2. “We spell o with the letter o. Let’s see if we can find o in this tongue twister. {Display poster board with tongue twister}. “We like to hop on top of Pop.” {Hand out tongue tickler paper and highlighter to students] Let’s look at this again together. Raise your hand if you see a letter O in this tongue tickler.” [When the student points out an o they are supposed to say the sound the letter o makes and then say the word. Next the whole group would highlight the letter o they just pointed out. This is continued until the all the letter o’s are recognized. Then the tongue tickler is read again by the whole group.

3. “Now that we know what o sounds like let’s write it. [All students get paper and pencil ready] This is how we write the letter o [demonstrate on whiteboard while giving verbal directions]. "Start just below the fence. First write a little c then close it up. Now let’s try writing o. I am going to show you guys how to write it one more time, watch closely. [Demonstrate again] After I check your paper and tell you that you've done it right I want you to write ten more perfect o's like the ones you just did.”

4. "Now we are going to use out letter boxes to spell words with the /o/ sound, but we will also review some words with other vowels so we can hear and see the difference in these vowels and the short o vowel. Before we start let’s make the o sound a few times. Good job.” [Pass out the letters and boxes needed] “What if I want to spell the word mop?  "My mom makes me mop." To spell mop in letterboxes, first I need to know how many phonemes I have in the word so I stretch it out and count: /m//o//p/. Now I know I need 3 boxes. The first sound I hear is /m/, the word starts with /m/, so in my first box I'm going to put a m. Next I heard that /o/ right after the /m/ so I'm going to put an o in the 2nd box. Let's say the word again slowly stretching out the sounds. Mmmmoooooooppppp .I think I heard /p/ at the end right after the /o/ so I'll put a p right after the o to end my word. Now, I want you to try some.  As I call out a word, I want you to put the letters in your boxes. If you need help raise your hand and I will help you.   Remember to count the phonemes so you will know how many boxes you need.”

5. Now, I am going to write some of the words we just spelled with our letters on the board.  I want you to read them aloud to me together.  If you hear the “aaahhh” sound in the word, I want you to give me thumbs up and if you don’t hear it I want you to give me a thumbs down. Let’s practice a word together. [Write the word log on the board].  This word says, mop.  See how our o is in the middle.  This says /o/.  It starts with /m/ and ends with /p/.  Put it all together and this says mop.  (Thumbs up).  Now you try.  [Write the words from the letterboxes on the board]. 

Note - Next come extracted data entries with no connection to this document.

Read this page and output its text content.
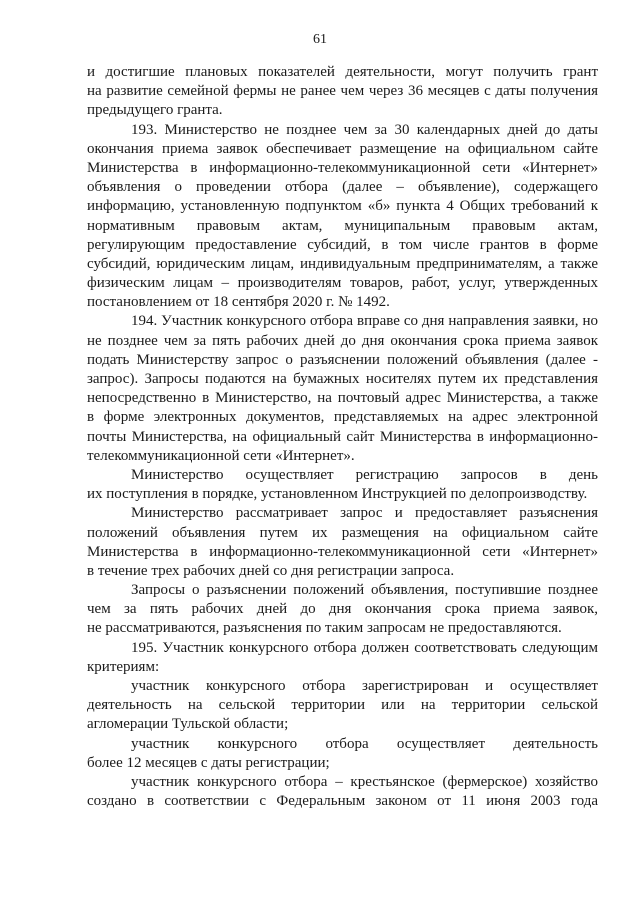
61
и достигшие плановых показателей деятельности, могут получить грант
на развитие семейной фермы не ранее чем через 36 месяцев с даты получения
предыдущего гранта.
193. Министерство не позднее чем за 30 календарных дней до даты
окончания приема заявок обеспечивает размещение на официальном сайте
Министерства в информационно-телекоммуникационной сети «Интернет»
объявления о проведении отбора (далее – объявление), содержащего
информацию, установленную подпунктом «б» пункта 4 Общих требований к
нормативным правовым актам, муниципальным правовым актам,
регулирующим предоставление субсидий, в том числе грантов в форме
субсидий, юридическим лицам, индивидуальным предпринимателям, а также
физическим лицам – производителям товаров, работ, услуг, утвержденных
постановлением от 18 сентября 2020 г. № 1492.
194. Участник конкурсного отбора вправе со дня направления заявки, но
не позднее чем за пять рабочих дней до дня окончания срока приема заявок
подать Министерству запрос о разъяснении положений объявления (далее -
запрос). Запросы подаются на бумажных носителях путем их представления
непосредственно в Министерство, на почтовый адрес Министерства, а также
в форме электронных документов, представляемых на адрес электронной
почты Министерства, на официальный сайт Министерства в информационно-
телекоммуникационной сети «Интернет».
Министерство осуществляет регистрацию запросов в день
их поступления в порядке, установленном Инструкцией по делопроизводству.
Министерство рассматривает запрос и предоставляет разъяснения
положений объявления путем их размещения на официальном сайте
Министерства в информационно-телекоммуникационной сети «Интернет»
в течение трех рабочих дней со дня регистрации запроса.
Запросы о разъяснении положений объявления, поступившие позднее
чем за пять рабочих дней до дня окончания срока приема заявок,
не рассматриваются, разъяснения по таким запросам не предоставляются.
195. Участник конкурсного отбора должен соответствовать следующим
критериям:
участник конкурсного отбора зарегистрирован и осуществляет
деятельность на сельской территории или на территории сельской
агломерации Тульской области;
участник конкурсного отбора осуществляет деятельность
более 12 месяцев с даты регистрации;
участник конкурсного отбора – крестьянское (фермерское) хозяйство
создано в соответствии с Федеральным законом от 11 июня 2003 года
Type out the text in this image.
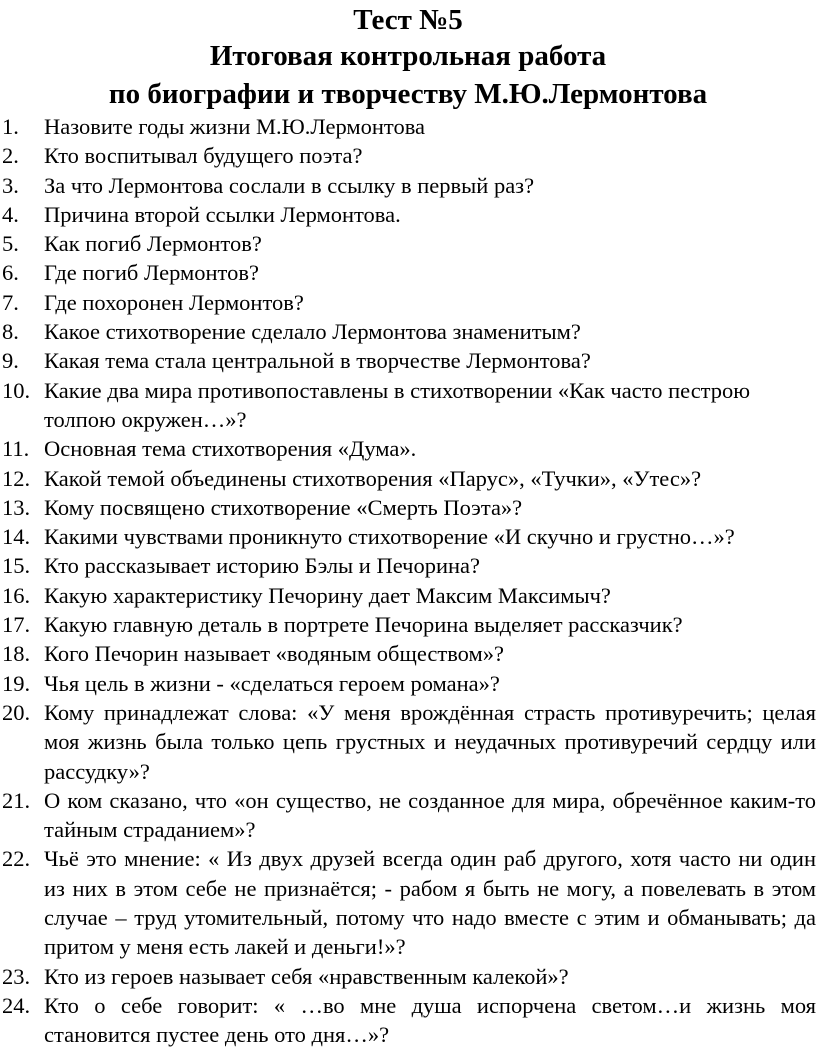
Тест №5
Итоговая контрольная работа
по биографии и творчеству М.Ю.Лермонтова
1.	Назовите годы жизни М.Ю.Лермонтова
2.	Кто воспитывал будущего поэта?
3.	За что Лермонтова сослали в ссылку в первый раз?
4.	Причина второй ссылки Лермонтова.
5.	Как погиб Лермонтов?
6.	Где погиб Лермонтов?
7.	Где похоронен Лермонтов?
8.	Какое стихотворение сделало Лермонтова знаменитым?
9.	Какая тема стала центральной в творчестве Лермонтова?
10. Какие два мира противопоставлены в стихотворении «Как часто пестрою толпою окружен…»?
11. Основная тема стихотворения «Дума».
12. Какой темой объединены стихотворения «Парус», «Тучки», «Утес»?
13. Кому посвящено стихотворение «Смерть Поэта»?
14. Какими чувствами проникнуто стихотворение «И скучно и грустно…»?
15. Кто рассказывает историю Бэлы и Печорина?
16. Какую характеристику Печорину дает Максим Максимыч?
17. Какую главную деталь в портрете Печорина выделяет рассказчик?
18. Кого Печорин называет «водяным обществом»?
19. Чья цель в жизни - «сделаться героем романа»?
20. Кому принадлежат слова: «У меня врождённая страсть противуречить; целая моя жизнь была только цепь грустных и неудачных противуречий сердцу или рассудку»?
21. О ком сказано, что «он существо, не созданное для мира, обречённое каким-то тайным страданием»?
22. Чьё это мнение: « Из двух друзей всегда один раб другого, хотя часто ни один из них в этом себе не признаётся; - рабом я быть не могу, а повелевать в этом случае – труд утомительный, потому что надо вместе с этим и обманывать; да притом у меня есть лакей и деньги!»?
23. Кто из героев называет себя «нравственным калекой»?
24. Кто о себе говорит: « …во мне душа испорчена светом…и жизнь моя становится пустее день ото дня…»?
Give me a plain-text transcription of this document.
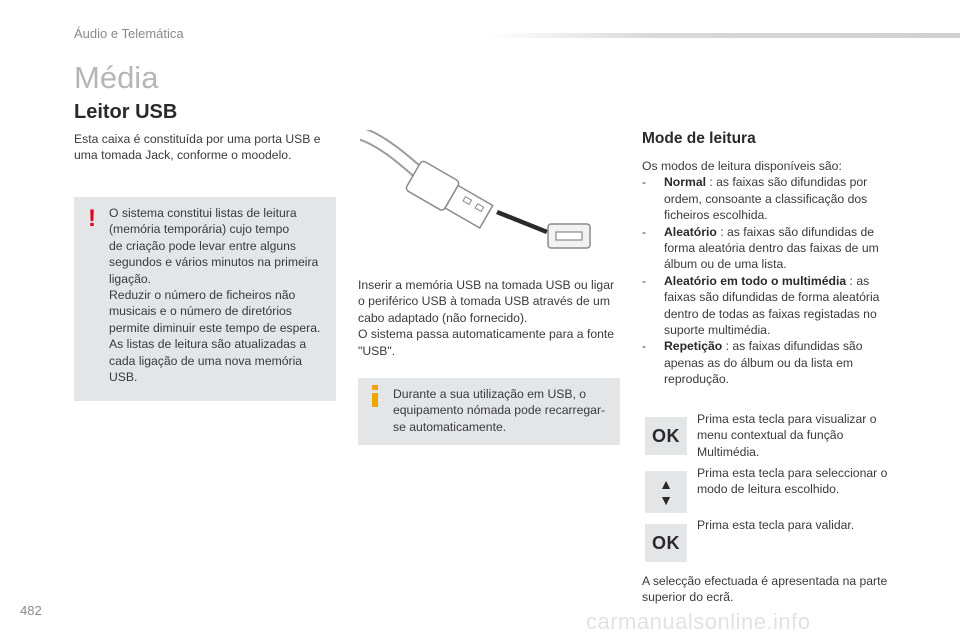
Áudio e Telemática
Média
Leitor USB

Esta caixa é constituída por uma porta USB e uma tomada Jack, conforme o moodelo.

! O sistema constitui listas de leitura
(memória temporária) cujo tempo
de criação pode levar entre alguns
segundos e vários minutos na primeira
ligação.
Reduzir o número de ficheiros não
musicais e o número de diretórios
permite diminuir este tempo de espera.
As listas de leitura são atualizadas a
cada ligação de uma nova memória
USB.
Inserir a memória USB na tomada USB ou ligar
o periférico USB à tomada USB através de um
cabo adaptado (não fornecido).
O sistema passa automaticamente para a fonte
"USB".
Durante a sua utilização em USB, o
equipamento nómada pode recarregar-
se automaticamente.
Mode de leitura
Os modos de leitura disponíveis são:
- Normal : as faixas são difundidas por ordem, consoante a classificação dos ficheiros escolhida.
- Aleatório : as faixas são difundidas de forma aleatória dentro das faixas de um álbum ou de uma lista.
- Aleatório em todo o multimédia : as faixas são difundidas de forma aleatória dentro de todas as faixas registadas no suporte multimédia.
- Repetição : as faixas difundidas são apenas as do álbum ou da lista em reprodução.
OK
Prima esta tecla para visualizar o menu contextual da função Multimédia.
▲
▼
Prima esta tecla para seleccionar o modo de leitura escolhido.
OK
Prima esta tecla para validar.

A selecção efectuada é apresentada na parte superior do ecrã.

482	carmanualsonline.info
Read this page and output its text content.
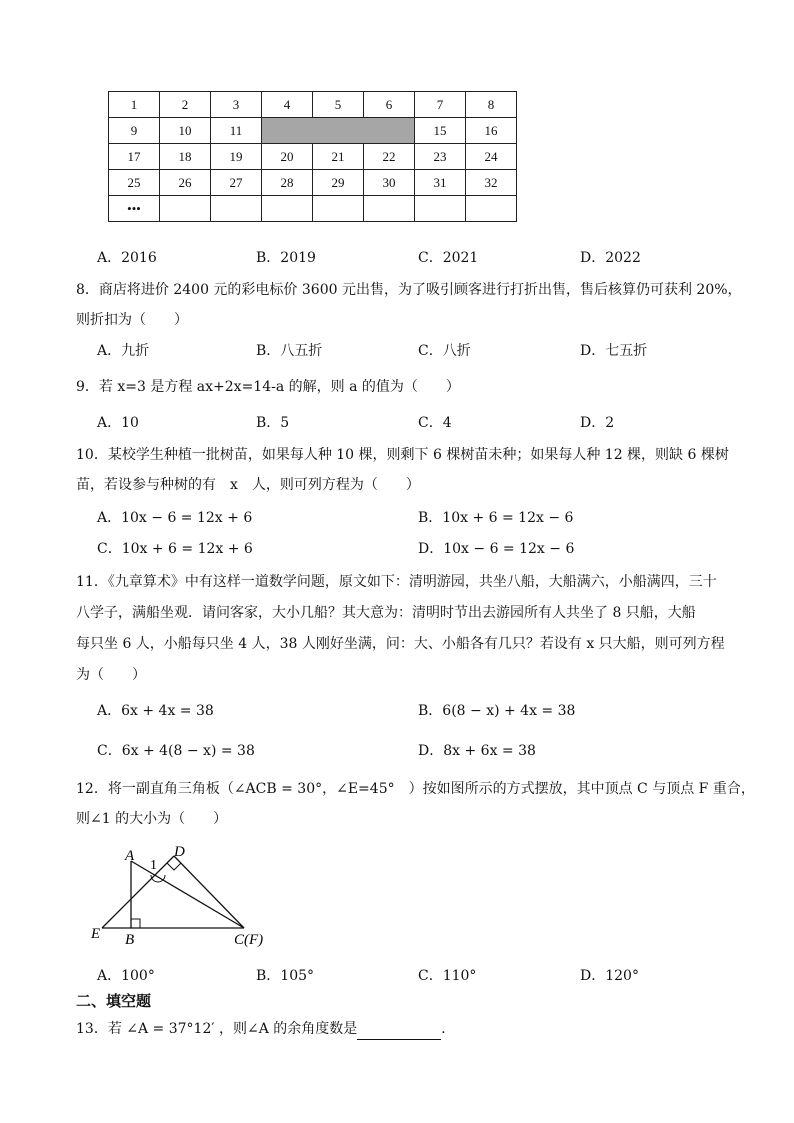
1	2	3	4	5	6	7	8
9	10	11				15	16
17	18	19	20	21	22	23	24
25	26	27	28	29	30	31	32
•••							
A．2016	B．2019	C．2021	D．2022
8．商店将进价 2400 元的彩电标价 3600 元出售，为了吸引顾客进行打折出售，售后核算仍可获利 20%，
则折扣为（　　）
A．九折	B．八五折	C．八折	D．七五折
9．若 x=3 是方程 ax+2x=14-a 的解，则 a 的值为（　　）
A．10	B．5	C．4	D．2
10．某校学生种植一批树苗，如果每人种 10 棵，则剩下 6 棵树苗未种；如果每人种 12 棵，则缺 6 棵树
苗，若设参与种树的有　x　人，则可列方程为（　　）
A．10x − 6 = 12x + 6	B．10x + 6 = 12x − 6
C．10x + 6 = 12x + 6	D．10x − 6 = 12x − 6
11．《九章算术》中有这样一道数学问题，原文如下：清明游园，共坐八船，大船满六，小船满四，三十
八学子，满船坐观．请问客家，大小几船？其大意为：清明时节出去游园所有人共坐了 8 只船，大船
每只坐 6 人，小船每只坐 4 人，38 人刚好坐满，问：大、小船各有几只？若设有 x 只大船，则可列方程
为（　　）
A．6x + 4x = 38	B．6(8 − x) + 4x = 38
C．6x + 4(8 − x) = 38	D．8x + 6x = 38
12．将一副直角三角板（∠ACB = 30°，∠E=45°　）按如图所示的方式摆放，其中顶点 C 与顶点 F 重合，
则∠1 的大小为（　　）
A	D
1
E B	C(F)
A．100°	B．105°	C．110°	D．120°
二、填空题
13．若 ∠A = 37°12′ ，则∠A 的余角度数是	．
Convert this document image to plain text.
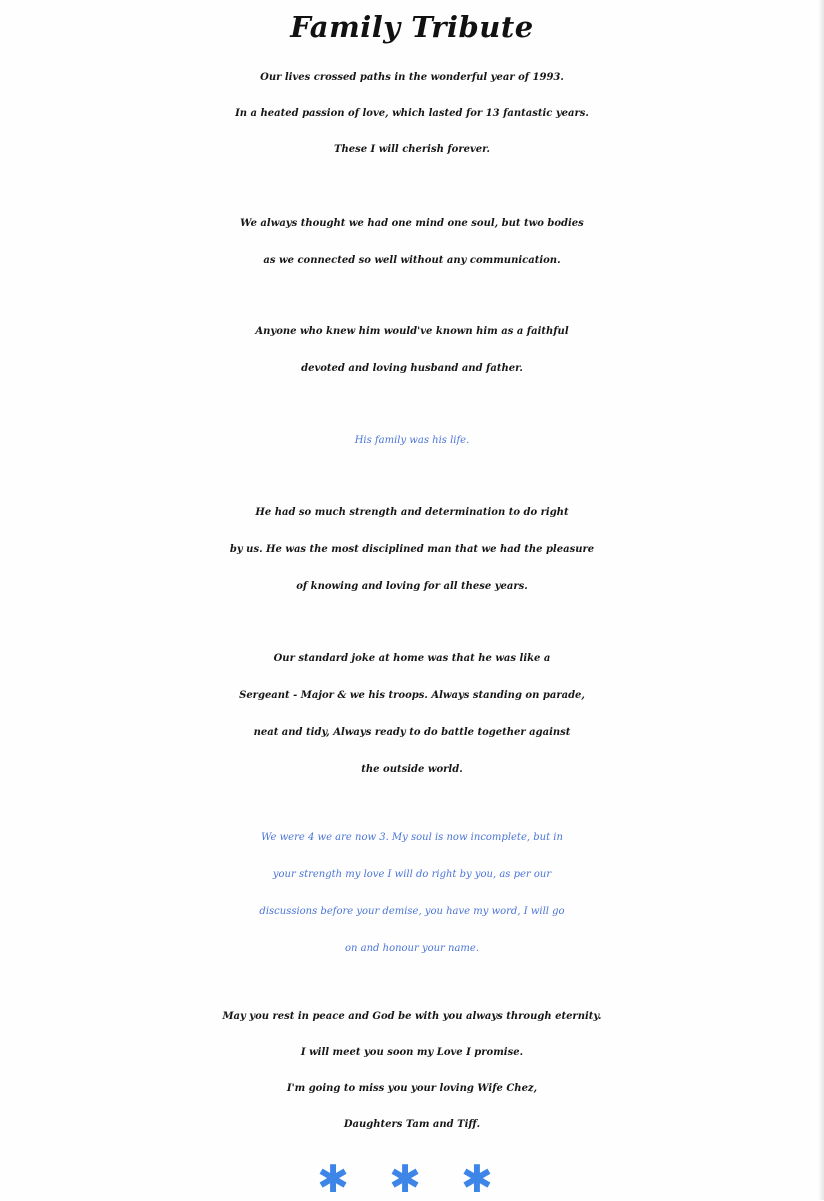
Family Tribute
Our lives crossed paths in the wonderful year of 1993.
In a heated passion of love, which lasted for 13 fantastic years.
These I will cherish forever.
We always thought we had one mind one soul, but two bodies
as we connected so well without any communication.
Anyone who knew him would've known him as a faithful
devoted and loving husband and father.
His family was his life.
He had so much strength and determination to do right
by us. He was the most disciplined man that we had the pleasure
of knowing and loving for all these years.
Our standard joke at home was that he was like a
Sergeant - Major & we his troops. Always standing on parade,
neat and tidy, Always ready to do battle together against
the outside world.
We were 4 we are now 3. My soul is now incomplete, but in
your strength my love I will do right by you, as per our
discussions before your demise, you have my word, I will go
on and honour your name.
May you rest in peace and God be with you always through eternity.
I will meet you soon my Love I promise.
I'm going to miss you your loving Wife Chez,
Daughters Tam and Tiff.
✱ ✱ ✱
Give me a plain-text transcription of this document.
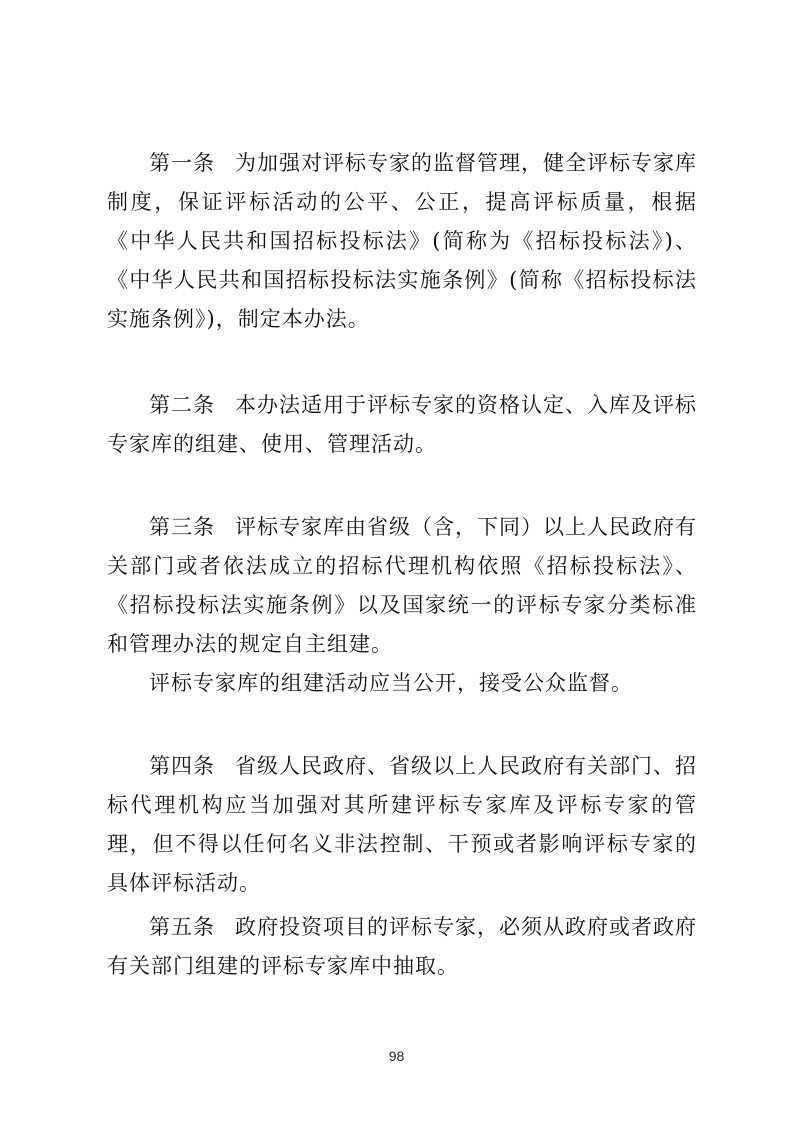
第一条 为加强对评标专家的监督管理，健全评标专家库制度，保证评标活动的公平、公正，提高评标质量，根据《中华人民共和国招标投标法》(简称为《招标投标法》)、《中华人民共和国招标投标法实施条例》(简称《招标投标法实施条例》)，制定本办法。

第二条 本办法适用于评标专家的资格认定、入库及评标专家库的组建、使用、管理活动。

第三条 评标专家库由省级（含，下同）以上人民政府有关部门或者依法成立的招标代理机构依照《招标投标法》、《招标投标法实施条例》以及国家统一的评标专家分类标准和管理办法的规定自主组建。

评标专家库的组建活动应当公开，接受公众监督。

第四条 省级人民政府、省级以上人民政府有关部门、招标代理机构应当加强对其所建评标专家库及评标专家的管理，但不得以任何名义非法控制、干预或者影响评标专家的具体评标活动。

第五条 政府投资项目的评标专家，必须从政府或者政府有关部门组建的评标专家库中抽取。

98
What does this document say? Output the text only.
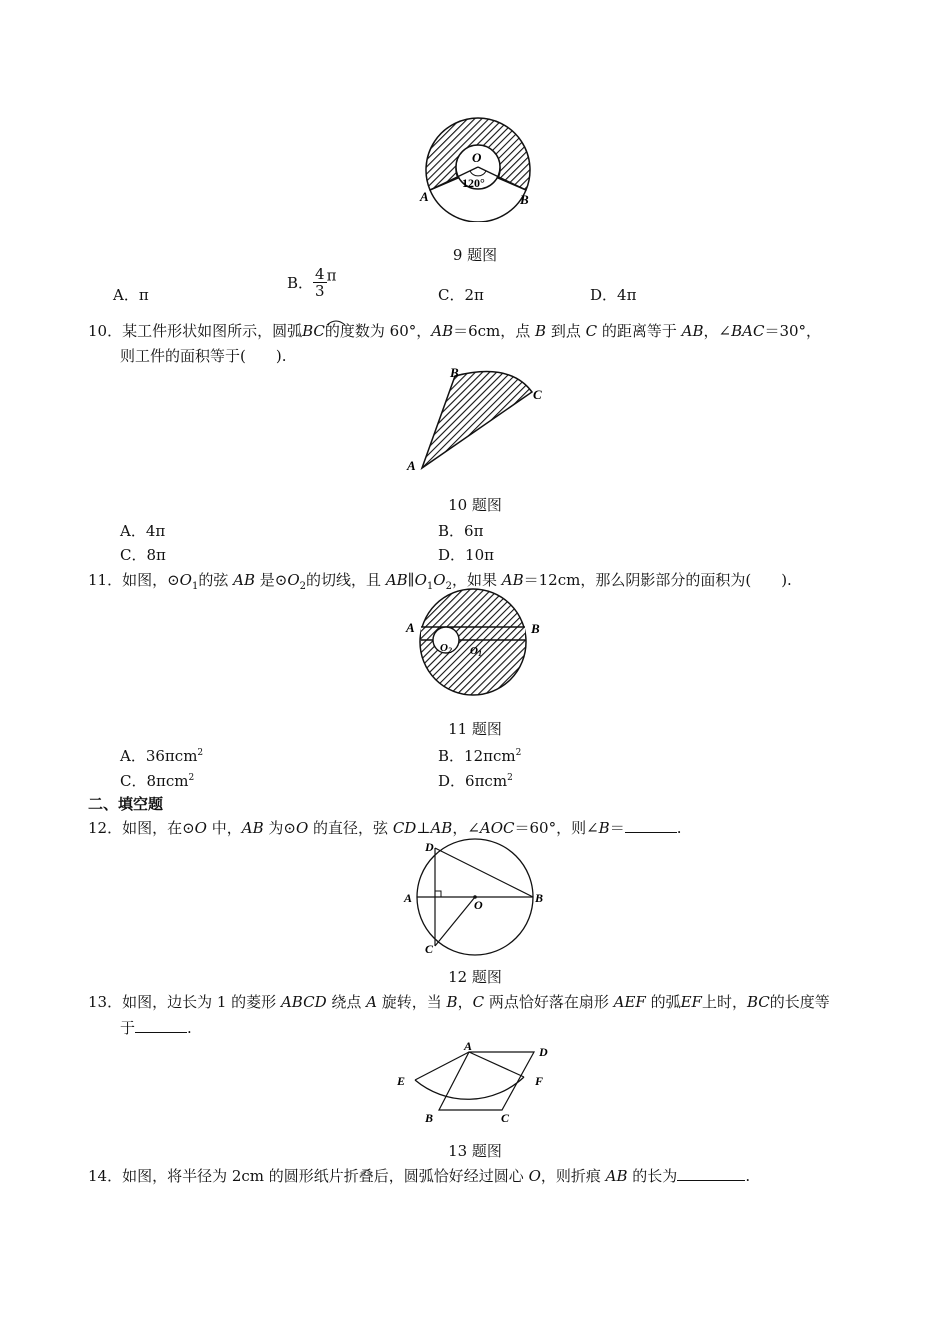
O
120°
A	B
9 题图
A．π
B． $\frac{4}{3}$ π
C．2π	D．4π
10．某工件形状如图所示，圆弧BC的度数为 60°，AB＝6cm，点 B 到点 C 的距离等于 AB，∠BAC＝30°，
则工件的面积等于(　　).
B
C
A
10 题图
A．4π	B．6π
C．8π	D．10π
11．如图，$⊙O_1$的弦 AB 是$⊙O_2$的切线，且 $AB\parallel O_1O_2$，如果 AB＝12cm，那么阴影部分的面积为(　　).
A	B
O2 O1
11 题图
A．36πcm$^2$	B．12πcm$^2$
C．8πcm$^2$	D．6πcm$^2$
二、填空题
12．如图，在⊙O 中，AB 为⊙O 的直径，弦 CD⊥AB，∠AOC＝60°，则∠B＝	.
D
A	O	B
C
12 题图
13．如图，边长为 1 的菱形 ABCD 绕点 A 旋转，当 B，C 两点恰好落在扇形 AEF 的弧EF上时，BC的长度等
于	.
A	D
E	F
B	C
13 题图
14．如图，将半径为 2cm 的圆形纸片折叠后，圆弧恰好经过圆心 O，则折痕 AB 的长为	.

6. Next I will have the students to whisper read the book, In the Big Top while I observe their reading. "This book is about a family who wants to go to the circus.  They want to bring a lot of things and a lot of people to the circus with them, but they only have one little car to get them there. Can everyone and everything fit? Will they make it to the Circus?” After the students have finished reading the book I will have them go back and pick one word from each page that has the o sound and write it on their second sheet of primary paper.

7. For the assessment I will pass out a worksheet that requires them to have understanding of the letter o sound to complete successfully. I will also use their activity they did with the book In the Big Top, to further assess their knowledge of the sound o.



Murray, Bruce. Teaching Letter Recognition.

Leslie Sidwell O'Neal. Hop on Pop - Short 'o'.